3.6. De vordering van eisers die erop ziet gedaagde te gelasten de Peruaanse autoriteiten te berichten omtrent eisers is evenmin toewijsbaar. Gesteld noch gebleken is dat gedaagde hiertoe verplicht kan worden. Bovendien geldt dat het eisers vrijstaat om zelf de Peruaanse autoriteiten op de hoogte te stellen van de veroordeling en de vrijspraak en van al datgene waarvan zij menen dat daarbij van belang kan zijn.

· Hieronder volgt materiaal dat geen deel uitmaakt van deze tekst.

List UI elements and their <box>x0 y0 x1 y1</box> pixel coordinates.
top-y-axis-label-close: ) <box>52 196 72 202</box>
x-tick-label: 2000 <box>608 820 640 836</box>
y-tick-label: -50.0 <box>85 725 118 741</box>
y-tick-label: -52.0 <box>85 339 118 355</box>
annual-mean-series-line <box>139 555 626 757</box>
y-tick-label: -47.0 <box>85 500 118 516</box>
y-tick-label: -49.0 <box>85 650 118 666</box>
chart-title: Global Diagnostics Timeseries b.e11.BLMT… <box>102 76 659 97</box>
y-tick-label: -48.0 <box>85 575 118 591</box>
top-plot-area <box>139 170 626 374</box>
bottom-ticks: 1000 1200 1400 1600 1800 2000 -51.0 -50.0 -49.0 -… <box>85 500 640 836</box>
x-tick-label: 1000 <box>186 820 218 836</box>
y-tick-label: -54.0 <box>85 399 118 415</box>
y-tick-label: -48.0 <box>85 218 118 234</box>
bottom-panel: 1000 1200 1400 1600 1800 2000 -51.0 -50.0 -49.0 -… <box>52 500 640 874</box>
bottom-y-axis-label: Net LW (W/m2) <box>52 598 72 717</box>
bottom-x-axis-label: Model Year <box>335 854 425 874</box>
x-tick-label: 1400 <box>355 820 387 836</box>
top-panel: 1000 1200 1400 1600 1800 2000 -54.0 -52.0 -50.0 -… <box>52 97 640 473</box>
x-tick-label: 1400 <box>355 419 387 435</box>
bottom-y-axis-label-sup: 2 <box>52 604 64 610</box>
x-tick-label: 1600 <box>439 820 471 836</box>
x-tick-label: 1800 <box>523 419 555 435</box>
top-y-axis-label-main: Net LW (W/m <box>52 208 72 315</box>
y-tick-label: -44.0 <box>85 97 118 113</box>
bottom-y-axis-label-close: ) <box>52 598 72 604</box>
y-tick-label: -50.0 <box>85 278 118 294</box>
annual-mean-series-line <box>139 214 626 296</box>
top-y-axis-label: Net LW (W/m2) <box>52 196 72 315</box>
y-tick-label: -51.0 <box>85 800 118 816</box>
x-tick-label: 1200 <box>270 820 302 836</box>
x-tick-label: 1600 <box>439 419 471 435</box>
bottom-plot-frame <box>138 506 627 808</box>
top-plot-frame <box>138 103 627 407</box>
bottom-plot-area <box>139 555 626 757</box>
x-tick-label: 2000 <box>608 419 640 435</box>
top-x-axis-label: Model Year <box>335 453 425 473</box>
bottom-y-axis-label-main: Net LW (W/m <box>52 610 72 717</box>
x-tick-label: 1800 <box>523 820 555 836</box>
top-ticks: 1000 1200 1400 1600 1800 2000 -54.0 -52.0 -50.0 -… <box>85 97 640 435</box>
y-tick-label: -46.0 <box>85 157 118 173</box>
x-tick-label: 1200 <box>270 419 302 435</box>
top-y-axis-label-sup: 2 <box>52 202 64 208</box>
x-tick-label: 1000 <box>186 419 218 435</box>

3.7. Met betrekking tot de vordering betreffende het verstrekken van een afschrift aan eisers van het rechtshulpverzoek geldt het volgende. Gedaagde heeft wat dit betreft als bezwaar aangevoerd dat de Peruaanse autoriteiten zich er vanuit onderzoeksbelangen tegen verzetten dat van het rechtshulpverzoek een afschrift wordt verstrekt aan eisers. Daartegenover hebben eisers gesteld dat het niet beschikken over het rechtshulpverzoek voor hen een groot probleem oplevert nu zij zich er met name van willen vergewissen dat het verzoek niet in strijd is met het ne bis in idem beginsel. Geoordeeld wordt dat tegenover het gestelde onderzoeksbelang het door eisers gestelde probleem niet zwaarwegend genoeg is om gedaagde te veroordelen om eisers een afschrift te verstrekken. Daarbij is onder meer van belang dat gedaagde onweersproken heeft aangevoerd dat juist de Peruaanse autoriteiten met het rechtshulpverzoek willen voorkomen dat bij een mogelijke strafrechtelijke vervolging van eisers in Peru er sprake zou kunnen zijn van strijd met het ne bis in idem beginsel. Bovendien geldt, zoals hiervoor onder 3.5 is overwogen, dat eisers niet aannemelijk hebben gemaakt dat inwilliging van het rechtshulpverzoek in strijd is met voormeld beginsel.
3.8. Al het voorgaande leidt ertoe dat de vordering van eisers dient te worden afgewezen.
3.9. Eisers zullen, als de in het ongelijk gestelde partij, worden veroordeeld in de kosten van dit geding, op de wijze als hierna vermeld.
4. De beslissing
De voorzieningenrechter:
wijst de vordering af;
veroordeelt eisers in de kosten van dit geding, tot dusverre aan de zijde van gedaagde begroot op € 1.384,--, waarvan € 816,-- aan salaris advocaat en € 568,-- aan griffierecht;
verklaart deze kostenveroordeling uitvoerbaar bij voorraad.
Dit vonnis is gewezen door mr. M. Th Nijhuis en in het openbaar uitgesproken op 24 juni 2011.